Within each PDF, you’ll find the answer key for that test at the very end. That will help you figure out your ACT scores: the composite score (overall score), as well as your sectional scores.
Note that the tests released between 2005 and 2015 have outdated essay prompts that you shouldn’t practice with (the ACT revamped their essay in 2016). Aside from the essay prompts, these tests are still pretty valuable because the question types and overall ACT format have not changed much over the years.
How to Use these Practice Tests
First step in taking practice tests properly is starting with a diagnostic exam. This is so crucial to understanding the exam you’ll be taking, getting perspective on your strengths and weaknesses, and figuring out where your score is compared to where you want it to be (though don’t try to use it to make any score predictions—yet!). If you follow any ACT tips, make sure to take one of these ASAP!
Once you have that diagnostic score, set your ACT score goal. Then, spread the remaining tests out over your study schedule and work hard to reach that score goal. Depending on how long you’re studying, you should be taking at least an exam every month—but every week or every two weeks is better. Take a look at Magoosh’s expert recommendations in our ACT study schedules!
It’s a good idea to make sure that the first (diagnostic) test that you take, as well as the last test, are official practice exams—preferably recent ones, particularly if you’re taking the optional writing test (essay). This will help ensure that you’re fully prepared for the exact types of materials you’ll see on test day!
Where to Find Additional ACT Practice Exams and Practice Content
So you should be taking a practice test a week—but what happens if you’re studying for more than seven weeks? There are tons of other places you can look to find great ACT practice tests and other content! For example:
Additional Resources from Magoosh
Magoosh ACT is another great way to get test-like practice with full-length practice tests before the official exam.

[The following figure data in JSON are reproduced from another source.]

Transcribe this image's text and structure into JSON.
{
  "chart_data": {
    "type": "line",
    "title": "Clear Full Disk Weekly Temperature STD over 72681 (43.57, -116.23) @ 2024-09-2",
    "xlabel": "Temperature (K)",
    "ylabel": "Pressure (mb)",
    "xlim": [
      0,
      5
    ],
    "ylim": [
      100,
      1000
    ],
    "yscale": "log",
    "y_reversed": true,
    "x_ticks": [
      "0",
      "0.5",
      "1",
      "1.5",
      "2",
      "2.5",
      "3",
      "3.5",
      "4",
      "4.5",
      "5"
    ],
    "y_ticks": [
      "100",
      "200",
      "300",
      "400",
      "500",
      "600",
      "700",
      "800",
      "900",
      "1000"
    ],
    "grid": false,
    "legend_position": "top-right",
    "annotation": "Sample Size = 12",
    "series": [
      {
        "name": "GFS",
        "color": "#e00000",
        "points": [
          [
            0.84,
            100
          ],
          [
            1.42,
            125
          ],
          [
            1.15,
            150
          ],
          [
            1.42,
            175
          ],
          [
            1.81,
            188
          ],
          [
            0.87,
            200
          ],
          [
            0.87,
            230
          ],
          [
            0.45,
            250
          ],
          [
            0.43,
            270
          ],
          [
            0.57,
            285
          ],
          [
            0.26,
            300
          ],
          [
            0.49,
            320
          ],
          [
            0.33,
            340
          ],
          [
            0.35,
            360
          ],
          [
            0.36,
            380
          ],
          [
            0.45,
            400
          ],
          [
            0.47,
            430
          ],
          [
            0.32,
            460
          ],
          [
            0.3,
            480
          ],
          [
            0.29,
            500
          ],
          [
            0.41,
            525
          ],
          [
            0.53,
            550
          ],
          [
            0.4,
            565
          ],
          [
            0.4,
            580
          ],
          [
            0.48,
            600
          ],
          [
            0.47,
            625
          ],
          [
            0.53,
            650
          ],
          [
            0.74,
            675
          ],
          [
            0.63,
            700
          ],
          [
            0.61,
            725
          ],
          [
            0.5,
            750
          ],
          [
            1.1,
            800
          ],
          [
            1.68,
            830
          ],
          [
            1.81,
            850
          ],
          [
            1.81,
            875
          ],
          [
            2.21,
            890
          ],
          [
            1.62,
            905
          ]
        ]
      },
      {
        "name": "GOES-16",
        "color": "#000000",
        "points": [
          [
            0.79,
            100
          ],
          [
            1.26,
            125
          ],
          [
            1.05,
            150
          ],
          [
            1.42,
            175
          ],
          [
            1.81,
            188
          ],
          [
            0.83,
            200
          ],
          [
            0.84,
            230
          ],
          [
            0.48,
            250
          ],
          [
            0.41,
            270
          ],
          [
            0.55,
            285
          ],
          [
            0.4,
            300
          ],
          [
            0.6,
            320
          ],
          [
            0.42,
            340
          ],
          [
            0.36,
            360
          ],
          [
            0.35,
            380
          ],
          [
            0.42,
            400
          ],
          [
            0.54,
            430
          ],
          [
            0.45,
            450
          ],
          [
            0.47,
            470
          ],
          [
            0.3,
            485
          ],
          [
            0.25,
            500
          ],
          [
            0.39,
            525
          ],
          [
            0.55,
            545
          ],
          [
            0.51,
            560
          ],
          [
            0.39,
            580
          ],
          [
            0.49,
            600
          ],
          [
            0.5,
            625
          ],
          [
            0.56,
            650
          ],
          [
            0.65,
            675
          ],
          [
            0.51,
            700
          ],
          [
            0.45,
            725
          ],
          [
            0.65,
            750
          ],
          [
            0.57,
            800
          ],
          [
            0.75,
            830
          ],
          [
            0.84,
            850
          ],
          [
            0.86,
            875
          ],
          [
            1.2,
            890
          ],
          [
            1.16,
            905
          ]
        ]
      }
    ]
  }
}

The 1300+ questions mean that you can take 4 full-length practice tests—and still have questions for quizzes and practice.
You can also get an extra test and lots of other practice by purchasing the Magoosh ACT book.
Official Prep Guides from the ACT Test Maker
Be warned—many of the practice tests in those books are exactly the same as the online ones linked above. The official ACT materials also do not contain the in-depth text and video explanations that Magoosh offers for its own questions, but they are still excellent sources of practice.
A Note About Finding High-Quality Free Resources
If you’re looking for more free ACT practice resources, you can check out our post on the best online ACT prep. As you continue your search for as many practice tests as you need, the most important thing to do before spending hours taking a practice test you find on the internet is to make sure they come from a reputable source.
There are a lot of terrible ACT prep resources out there—most of them are free, but a good number also cost money. Read reviews from external resources and for the resources that cost money, take free trials if you can to see if they match the quality of the resources featured in this post. You may be tempted to use the free ones, thinking all prep must be good prep, but it’ll help you so much more on test-day if you practice with resources that match the ACT as closely as possible.
If money is an issue, there are also ways to get the above resources for free—you can check your library for the ACT prep books or see if your school can purchase Magoosh accounts on behalf of their students.
However you decide to get your ACT practice in, we hope this blog has been helpful for you!